То были дни, когда машина — нет, дотоле и не машина, а так, бесформенная груда бездушного металла (вкупе с полупроводниками и диэлектриками) — внезапно стала оживать, задышала, в мигании разноцветных лампочек на пульте, в барабанной дроби печатающего устройства, в неслышном змеином скольжении магнитных лент, даже в движении подмастерьев появился некий ритм, я бы сказал, осмысленность, заметная и неспециалисту. Иван Иванович за пультом был точно великий пианист, точно Вольфганг Моцарт, столь уверенны, столь нежны были прикосновения его к клавишам, он смотрел куда-то вперед и вверх, он не вытягивал шею и не посылал никого узнавать, сработала там Система или нет, он слушал, да-да, он слушал и слышал какую-то чудесную, доступную ему одному мелодию, к которой мы, низкие люди, явившиеся поздравлять его и уговаривать не отказываться от квартиры, оставались глухи. Или же мы были свидетелями творческого экстаза и сейчас же, при нас, эта мелодия еще только слагалась? Да-да, похоже, что так: Иван Иванович и впрямь что-то про себя напевал, о чем-то сам с собой (или с машиной?) разговаривал, сам себе (или ей?) улыбался, смеялся (!), а потом внезапно хмурился, остервенялся, пальцы его лихорадочно бегали вдоль регистров… и снова успокаивался, облегченно вздыхал, чело его прояснялось…

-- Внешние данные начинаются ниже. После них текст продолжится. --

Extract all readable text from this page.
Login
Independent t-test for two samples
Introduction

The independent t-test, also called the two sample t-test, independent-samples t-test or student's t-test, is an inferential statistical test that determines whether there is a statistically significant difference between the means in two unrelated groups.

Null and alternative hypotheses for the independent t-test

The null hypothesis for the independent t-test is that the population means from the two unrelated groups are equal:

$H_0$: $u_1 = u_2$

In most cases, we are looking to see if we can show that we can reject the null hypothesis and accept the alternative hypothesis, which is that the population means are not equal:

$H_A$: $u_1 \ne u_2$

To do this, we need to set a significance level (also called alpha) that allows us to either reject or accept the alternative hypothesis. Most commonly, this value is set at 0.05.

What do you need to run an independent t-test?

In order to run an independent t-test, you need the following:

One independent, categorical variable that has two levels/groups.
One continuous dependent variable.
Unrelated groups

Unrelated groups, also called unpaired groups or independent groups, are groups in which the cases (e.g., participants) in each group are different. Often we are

Мы, затаив дыхание, помнится, больше часу, притаившись сбоку за стойками, восхищенно взирали на него и не смели приблизиться… Кто-то побежал к Кириллу Павловичу, Кирилл Павлович принимал какого-то американца, они вместе и спустились к машине. Кирилл Павлович, увидев вышеописанную картину, сказал американцу: «Зет из ауа машина». А американец сказал: «О, карашо!» Под руки аспиранты привели сверху и Опанаса Гельвециевича и долго (под руки же) водили его вокруг машины… Вслед за начальством в зал набилось народу человек сто! Иван Иванович ничего не замечал! А как заметил, что окружен восхищенной толпой, вздрогнул и затрясся, заметался туда-сюда и, растолкав людей, бросился вон! На лице его — я стоял в самых дверях и попытался остановить его — были слезы. «Рано, рано еще радоваться!» — прошептал он мне…
И верно. Радоваться было рано. И много времени еще прошло, прежде чем настал час наш, заветный день; и еще много горя хлебнули мы с этой проклятой Системой, и прежде всего, конечно, сам Иван Иванович, потому что это на него валились теперь все шишки, катились всевозможные бочки, это ему объявляли выговоры, устраивали разносы за «невыполнение в установленный срок…», это о нем говорили на ученом совете и в кулуарах, что «было ошибкой доверять такому», а под горячую руку величали его заглазно ослом, а с глазу на глаз, а то и при людях советовали ему подыскивать себе другое место работы…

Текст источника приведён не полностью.